Is my financial data safe? Does it get uploaded anywhere?
No data leaves your browser. The entire matching algorithm runs in JavaScript on your own device — there is no server, no login, and no file upload. You can verify this by disconnecting from the internet and reloading the page: it will still work. Only the PapaParse library is loaded from a CDN on first use.
What does the reconciled CSV output contain?

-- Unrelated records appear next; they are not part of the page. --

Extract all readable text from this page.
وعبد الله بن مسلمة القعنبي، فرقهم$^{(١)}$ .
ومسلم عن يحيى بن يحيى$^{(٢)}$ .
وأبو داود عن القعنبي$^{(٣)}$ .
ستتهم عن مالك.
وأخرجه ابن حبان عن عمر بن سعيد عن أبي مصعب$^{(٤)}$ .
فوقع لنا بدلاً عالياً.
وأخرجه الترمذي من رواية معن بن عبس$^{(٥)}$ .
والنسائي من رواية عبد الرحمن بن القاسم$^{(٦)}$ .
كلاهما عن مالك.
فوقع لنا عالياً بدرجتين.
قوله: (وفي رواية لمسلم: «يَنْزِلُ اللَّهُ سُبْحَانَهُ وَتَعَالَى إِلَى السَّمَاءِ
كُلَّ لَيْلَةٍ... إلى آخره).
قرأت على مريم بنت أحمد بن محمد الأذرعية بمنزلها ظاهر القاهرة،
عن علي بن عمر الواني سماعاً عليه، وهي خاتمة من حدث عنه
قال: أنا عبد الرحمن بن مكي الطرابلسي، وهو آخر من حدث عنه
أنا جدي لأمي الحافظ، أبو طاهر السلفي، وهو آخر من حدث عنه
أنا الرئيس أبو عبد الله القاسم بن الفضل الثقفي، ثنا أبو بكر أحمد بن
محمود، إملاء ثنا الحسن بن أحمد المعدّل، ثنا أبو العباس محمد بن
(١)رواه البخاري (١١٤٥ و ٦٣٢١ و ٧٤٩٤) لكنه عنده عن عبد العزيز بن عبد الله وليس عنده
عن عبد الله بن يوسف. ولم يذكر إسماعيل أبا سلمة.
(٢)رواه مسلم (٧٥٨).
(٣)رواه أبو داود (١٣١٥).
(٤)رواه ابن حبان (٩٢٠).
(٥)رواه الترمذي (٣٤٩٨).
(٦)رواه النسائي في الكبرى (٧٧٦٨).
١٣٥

The output contains every row from your bank statement CSV with extra columns appended: matched_invoice_ref (the invoice number of the matched invoice), matched_customer (customer name from the invoice), matched_amount (invoice amount), match_score (0–1 confidence), and reconciled_status which is one of CONFIRMED, EXCLUDED, or UNMATCHED. The unmatched-only download filters to rows where reconciled_status is not CONFIRMED.
Can I reconcile payments where one bank payment covers multiple invoices?
This tool matches one bank row to one invoice (1:1 matching), which covers the vast majority of reconciliation cases. If a customer bundles several invoices into one payment, confirm the best match for the total amount and note the remaining invoices manually. A future version may support split-payment matching.